I don't think the accepted answer is accurate enough. My answer covers broader aspects of these two words, too.
First notice 「に」 creates a general adverbial phrase, while 「から」 means "since" or "(starting) from", so
- 「○○ (a clause) 内に(うちに)」 means "while ○○ is still the case", and
- 「○○内から(うちから)」 means "starting from when ○○ is the case".
(For searchability, I here use both 平仮名 and 漢字 forms.)
Practically, 「内に」 is often used when the current situation is good, and it is likely to be lost. 「彼がこっちに居る内に」implies "It'd be too late if it's after he has left". Thus there can be the speaker's opinion / judgment in 「内に」.
But there's also other cases. 「熱い内に触っちゃった」 means "I mistakenly touched it while it was still too hot".

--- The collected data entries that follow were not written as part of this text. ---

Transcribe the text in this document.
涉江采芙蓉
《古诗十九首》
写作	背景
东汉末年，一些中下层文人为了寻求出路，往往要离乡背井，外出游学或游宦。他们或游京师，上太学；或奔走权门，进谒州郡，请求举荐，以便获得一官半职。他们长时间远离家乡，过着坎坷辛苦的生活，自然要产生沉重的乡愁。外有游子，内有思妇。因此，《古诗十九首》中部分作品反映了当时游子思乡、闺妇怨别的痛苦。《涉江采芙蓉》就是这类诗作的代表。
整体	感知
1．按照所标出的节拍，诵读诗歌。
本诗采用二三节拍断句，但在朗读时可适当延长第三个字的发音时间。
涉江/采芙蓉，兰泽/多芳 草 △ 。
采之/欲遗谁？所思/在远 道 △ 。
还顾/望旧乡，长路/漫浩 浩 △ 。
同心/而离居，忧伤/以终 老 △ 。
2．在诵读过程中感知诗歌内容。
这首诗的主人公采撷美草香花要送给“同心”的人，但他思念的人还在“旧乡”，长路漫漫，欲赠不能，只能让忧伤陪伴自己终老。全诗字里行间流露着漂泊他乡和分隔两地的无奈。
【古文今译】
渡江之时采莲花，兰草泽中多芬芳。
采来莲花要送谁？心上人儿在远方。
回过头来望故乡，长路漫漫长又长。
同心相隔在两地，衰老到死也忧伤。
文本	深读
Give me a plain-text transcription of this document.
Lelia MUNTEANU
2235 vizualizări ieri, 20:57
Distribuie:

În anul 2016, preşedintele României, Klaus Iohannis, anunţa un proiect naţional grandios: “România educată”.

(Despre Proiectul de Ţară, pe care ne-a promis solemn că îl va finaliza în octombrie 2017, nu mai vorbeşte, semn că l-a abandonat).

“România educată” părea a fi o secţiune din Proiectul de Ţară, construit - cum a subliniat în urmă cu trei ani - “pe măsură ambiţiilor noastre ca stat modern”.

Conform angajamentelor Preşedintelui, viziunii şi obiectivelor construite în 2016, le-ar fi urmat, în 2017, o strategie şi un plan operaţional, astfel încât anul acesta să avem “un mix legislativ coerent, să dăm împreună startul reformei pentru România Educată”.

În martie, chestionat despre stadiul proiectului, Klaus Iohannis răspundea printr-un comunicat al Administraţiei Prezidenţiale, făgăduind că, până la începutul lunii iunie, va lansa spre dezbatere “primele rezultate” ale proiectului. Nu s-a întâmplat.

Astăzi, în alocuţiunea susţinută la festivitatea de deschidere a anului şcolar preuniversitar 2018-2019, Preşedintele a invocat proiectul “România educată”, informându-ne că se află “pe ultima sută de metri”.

Similarly to my first example, 「うちから」 often implies 'it may seem too early'. 「晴れている内から始めておこうと思う」 = I'm going to begin it while it is still sunny (to be proactive, though it can perhaps be later.) 「業績が良いように思われていた内から、実は財務状況は最悪だった」 = "As early as that time when people thought that their performance was good, but in fact the finance was already terrible." (Notice I attached "already" to the second clause, rather than putting "still" instead to the first clause. Such phenomenon is common in translation.)
In the sentence of your question, she is angry, because Dad's assertion was indeed too early (so in fact groundless), when nothing has happened yet.
BTW your translation of 「わざわざ」 is more natural than "go out of your way" in the accepted answer.
Sometimes 「うちに」and「うちから」 can be interchanged: 「晴れている内に始めておくべきだった」 means exactly the same as 「内から」, but not always. 「うちから」 is leaned toward starting, and can never be used with termination. 「今の内に終わらせる」 can not be rephrased as "今の内「から」終わらせる".
The examples of 「おとうさん...」「業績が...」can not be used with 「うちに」, but why? It's difficult to answer, and I have to admit the following explanation is not good enough, but うちに seems to mean perfection, (rather than completion.) 「今の内に始める」 means "I will have begun it soon". Yes, it's unnatural as English, but not wrong either. It becomes clearer IMO if you shift it to the past conditional: 朝の内に始めれば良かった = I should have begun it in the morning. (Looks like past perfect.)
In addition to their conjunction uses, there's also 「noun + の + うちに / うちから」 forms. Top common uses are 今の / 今日の / 朝の + うちに / うちから。
One more difference is that 「うちから」as a conjunction sounds a little old-fashioned - Your citation has 昭和 era taste (added with its "too feminine" discourse.) Today more ordinary phrasing will be 「まだ何も起こっていないのに、わざわざ断言することないでしょ!」「業績が良いと思われていた時には既に」 OTOH 「nounの内から」is common.